И вот они , снова Табуны, неузнаваемо изменившиеся за это время. И старый мой знакомый Мартын Мартынович, тогда механизатор, сегодня председатель сельского Совета на обжитой им земле...
  Нет, конечно, нужды пересказывать этот очерк, который появился в конце августа 1981 года. С известным журналистом Юрием Щекочихиным (ныне покойным) мы разделили ровно пополам большую " простыню " газеты...
  – С тебя коньяк! – позвонил мне Самохин.
  – А кто тебя выручил?
  – А кто ангажировал?
  – Ладно, с гонорара!..

  И снова мы у бильярдного стола – безмолвного свидетеля творческих задумок и шумливого отдохновения от трудов, не всегда воплощённых в жизнь. Но отдельные словечки, фразы, обороты речи здесь не исчезают бесследно. Помню, однажды поэт Александр Чикин, фронтовик, накануне Дня Победы принёс чуть помятую алюминиевую кружку – из тех военных времён – и попросил "сыпнуть на донышко", потом торжественно произнёс:
  – За окопную правду момента!...
  А через год примерно Николай Самохин вручает мне свою новую книгу "Так близко, так далеко..." На одной из страниц читаю:"...чтобы не разрушить обстоятельность, мужицкость, окопную простоту момента, я говорю:
  – Сыпни-ка и мне тоже..."

  Нет, не забыл, держал при себе! И предъявил читателю. В другой раз кто-то из банных завсегдатаев возразил по какому-то поводу приятелю, что "одна голова – хорошо, а вот две пустых хуже..." Николай сидел, отдыхал после парилки с отсутствующим видом. Но и эту фразу, оказывается, запомнил и в своём «дачном романе» (повесть "Так близко, так далеко") вложил её в уста своего тестя... Цепкая память, отточенный слух на всё, что могло вызвать улыбку, – неоценимые помощники в работе писателя.

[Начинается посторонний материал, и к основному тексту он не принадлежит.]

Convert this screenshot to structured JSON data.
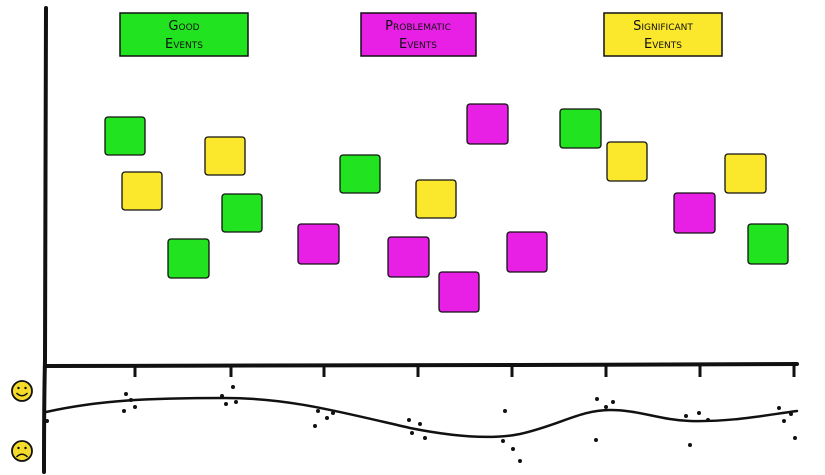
{
  "colors": {
    "good": "#22e31f",
    "problematic": "#e81fe5",
    "significant": "#fbe72c",
    "ink": "#111111",
    "face": "#f5dc2a"
  },
  "legend": [
    {
      "key": "good",
      "line1": "Good",
      "line2": "Events"
    },
    {
      "key": "problematic",
      "line1": "Problematic",
      "line2": "Events"
    },
    {
      "key": "significant",
      "line1": "Significant",
      "line2": "Events"
    }
  ],
  "notes": [
    {
      "kind": "good"
    },
    {
      "kind": "significant"
    },
    {
      "kind": "significant"
    },
    {
      "kind": "good"
    },
    {
      "kind": "good"
    },
    {
      "kind": "problematic"
    },
    {
      "kind": "good"
    },
    {
      "kind": "significant"
    },
    {
      "kind": "problematic"
    },
    {
      "kind": "problematic"
    },
    {
      "kind": "problematic"
    },
    {
      "kind": "problematic"
    },
    {
      "kind": "good"
    },
    {
      "kind": "significant"
    },
    {
      "kind": "problematic"
    },
    {
      "kind": "significant"
    },
    {
      "kind": "good"
    }
  ],
  "mood_scale": {
    "top_icon": "happy-face-icon",
    "bottom_icon": "sad-face-icon"
  },
  "timeline": {
    "tick_count": 8
  }
}
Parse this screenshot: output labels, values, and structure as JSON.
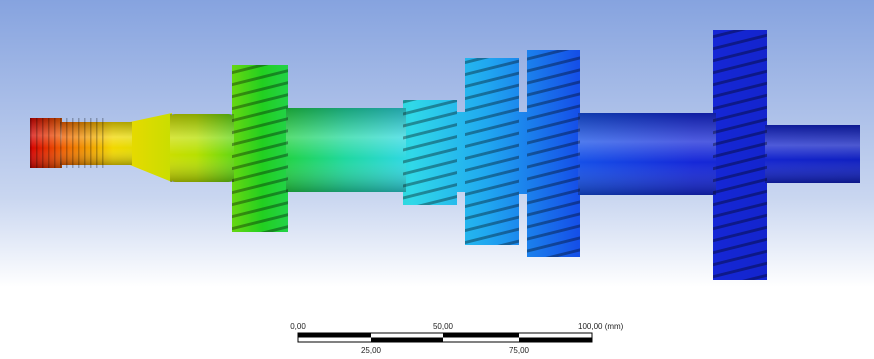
{
  "scale_bar": {
    "top_labels": [
      "0,00",
      "50,00",
      "100,00 (mm)"
    ],
    "bottom_labels": [
      "25,00",
      "75,00"
    ]
  }
}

  Вспоминается ещё один эпизод, связанный с Александром Чикиным. Мы с Николаем заходим в дом на Каменской. Татьяна, жена Самохина, прямо с порога: "Где обещанный адрес?"
  Он изменяется в лице: "Ёлки, забыл!" и ко мне: "Выручай, старый! Чикину – шестьдесят! А я не успеваю, у нас заседание правления... У него в стихах есть такой Ермолай, который неподражаемо здоров. Обыграй это..."
  Началось заседание. А Татьяна спешит со сборничком Чикина: " Вот, тут – и кудряв, и ладно скроен, и неподражаемо здоров"... В дверях возникает неожиданно Евгений Зайцев, молодой художник Новосибирского издательства. Я к нему:
  – Выручай, старик! Чикину шестьдесят...
  Зайцев буквально несколькими штрихами изобразил Чикина в залихватски  набекрененной  пилотке, с большой кружкой в руке, на которой было жирно выведено – 60.
  А юбилейный адрес был выполнен мною в самохинской задумке:
 
  "Нет, ни к чему тебе елей.
  Пусть не кудряв, да ладно скроен,
  Как и герой твой Пантелей,
  Ты в 60 – всё тот же воин!
  И не беда, что стал седым...
  Но в обращеньи с русским словом
  Будь, как и прежде, молодым,
  И как всё тот же Пантелей –
  Неподражаемо здоровым!"

  Самохин выглянул на минутку из кабинета: "Ну, как?" – Увидел готовую продукцию, стал трясти мне руку. Я ему в ответ: "Помнишь, я задолжал тебе бутылку коньяка? Алаверды?"
  – Согласен!..
  Самохину, к слову, везло на художников различных издательств. Иллюстрируя его произведения, они часто рисовали автора с «юморной похожестью» – то с трубкой в зубах, то с лейкой на грядке, то в дачном карауле, то сидящим на чемодане с бутылкой кефира у ног, а то и с раскрытым блокнотом, берущим интервью у одной «ну очень важной особы». Короче говоря, рисовать Самохина художники не стеснялись, он им умело подсказывал ситуации, в какие попадали герои его сочинений, а если точнее–сам автор. 
 
  Парадоксальность жизненных обстоятельств – любимый приём Самохина. Он этим приёмом владел в совершенстве, ставя своих персонажей, словно перед зеркалом, с чисто гоголевским юмором, мысленно предлагая:
  – А ну, поворотись-ка, сын!..
  Как известно, многие художественные обретения в творческой лаборатории писателя даются ценой больших душевных затрат и потрясений. И всё это часто проецируется на широко известное понятие – малая родина, как некое прибежище духа автора... Один из героев Фазиля Искандера, творца в какой-то степени сродни Николаю Самохину, говорил: "Для каждого времени – свой парашют!"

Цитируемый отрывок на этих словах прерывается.